1960’lı yılların başında Devlet Tiyatrosu ile Operası tek bir kurumdu. Nihayet bale bölümü de bu kuruma bağlı bir dal olarak kurulmuştu. Bütün bu faaliyetlerin başında genel müdür olarak Cüneyt Gökçer bulunmakta idi. Kendisi iyi bir aktör, iyi bir sahneye koyucu ve yorumcuydu. Aynı zamanda hırslı bir kişi idi. Bunu kötü bir nitelik olarak görmediğimi belirtmek isterim. Bazen hırs, başarının anahtarıdır. “Kral Lear, Kral Oedipus, IV. Henry, Don Juan” gibi görkemli oyunların büyük oyuncusuydu. O günlerde en çok konuşulan müzikal “Kiss me Kate”e aklı takılmıştı. Ancak, Böyle bir oyun için hem rol yapma becerisi yüksek, hem de şarkı söyleyebilen sanatçılar ile bir orkestra ve koro gerekti. Ancak asıl sorun Amerikan müzikali ruhunu kavramış işin erbabı uygun yönetmen bulabilmekti. O da, 1961’de Devlet Konservatuvarı Bale bölümüne dört haftalık bir eğitim ile bir eserin sahnelenmesi için davet edilmiş Tod Bolender oldu. Rus bale okulunun büyük ustası, Amerikan balesinin kurucusu sayılan Gürcü asıllı George Balanchine’in yetiştirdiği, önceleri bir balet, giderek koreograf olmuş ünlü bir sanatçıydı. Cüneyt Göker ile iyi uyum sağlayarak Broadway müzikallerini Türk halkına sevdiren bir ekip olmuşlardı.

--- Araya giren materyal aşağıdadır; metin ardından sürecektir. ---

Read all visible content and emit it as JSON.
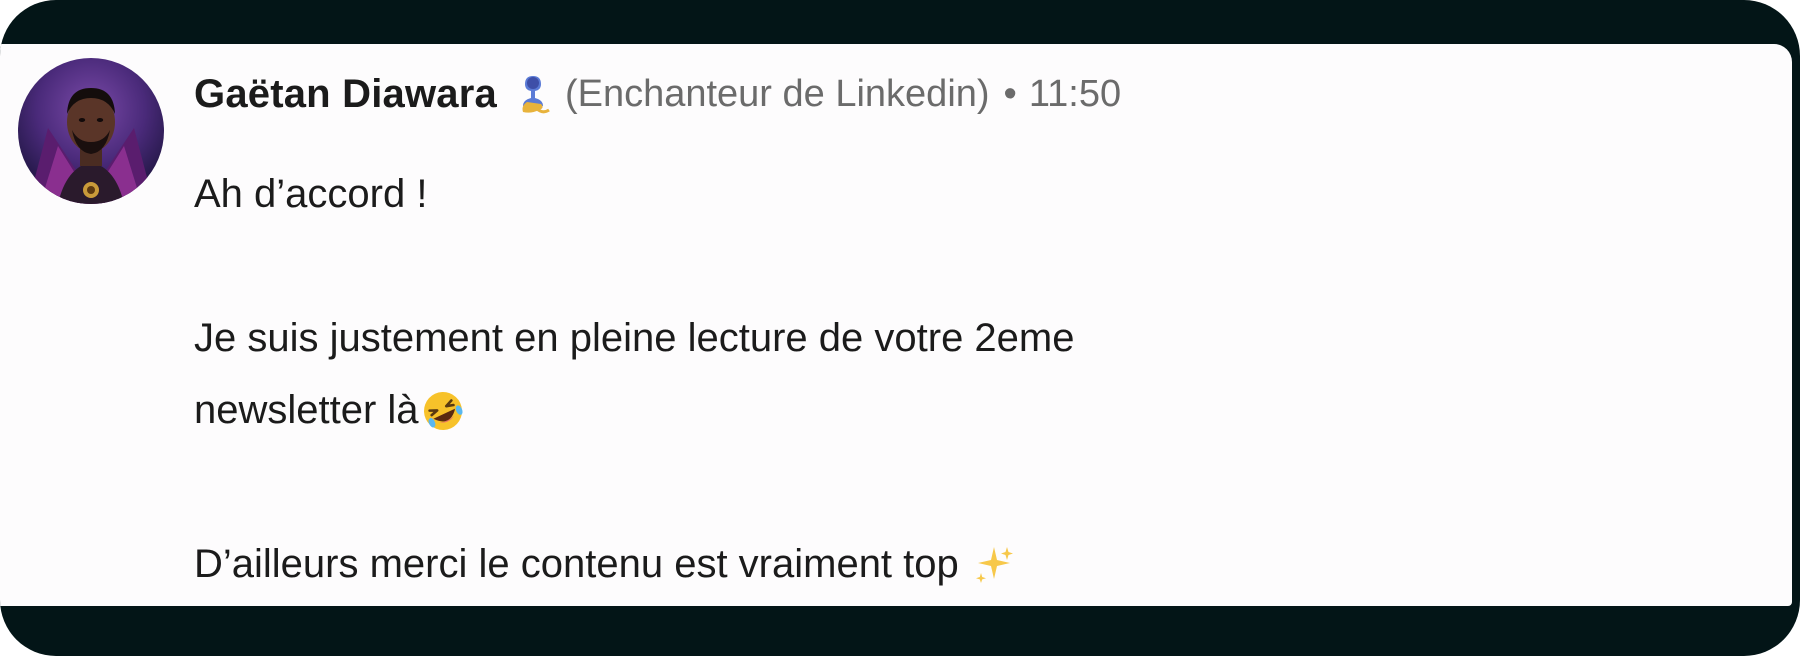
{
  "message": {
    "author": "Gaëtan Diawara",
    "author_badge_icon": "genie-emoji-icon",
    "author_title": "(Enchanteur de Linkedin)",
    "separator": "•",
    "time": "11:50",
    "lines": [
      "Ah d’accord !",
      "",
      "Je suis justement en pleine lecture de votre 2eme",
      "newsletter là",
      "",
      "D’ailleurs merci le contenu est vraiment top"
    ],
    "inline_emojis": {
      "line_4": "rolling-on-floor-laughing-emoji-icon",
      "line_6": "sparkles-emoji-icon"
    }
  },
  "colors": {
    "frame": "#031517",
    "card": "#fdfcfd",
    "text": "#1b1b1b",
    "muted": "#6b6b6b"
  }
}
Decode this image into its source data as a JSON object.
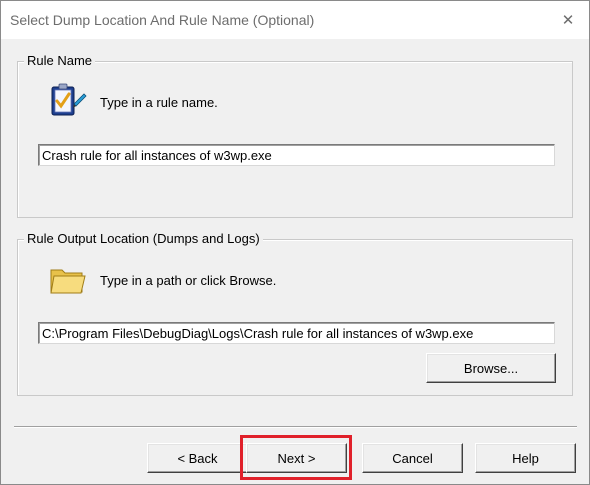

Cole Porter’in yarattığı “Kiss Me Kate” müzikali 1948 yapımıydı. Metni yazan Samuel ve Bella Spewack çifti. Türkçeye Sevgi Sanlı çevirmişti. Başarılı her müzikalin başına geldiği üzere, bunun 1953’te George Sidney’in yönetimiyle, hem de yeni icat 3D formatında filmi de çekildi; 1954’te Oscar’a aday oldu. 1963’te Ankara Opera sahnesindeki Türkiye prodüksiyonu da çok başarılı geçmişti. Başrolleri Cüneyt Gökçer ve Sevda Aydan paylaşmıştı. Gangster tiplemesinde Semih Sergen ve Savaş Başar çok sempatik, göze çarpıcı bir kompozisyon sergilemişlerdi.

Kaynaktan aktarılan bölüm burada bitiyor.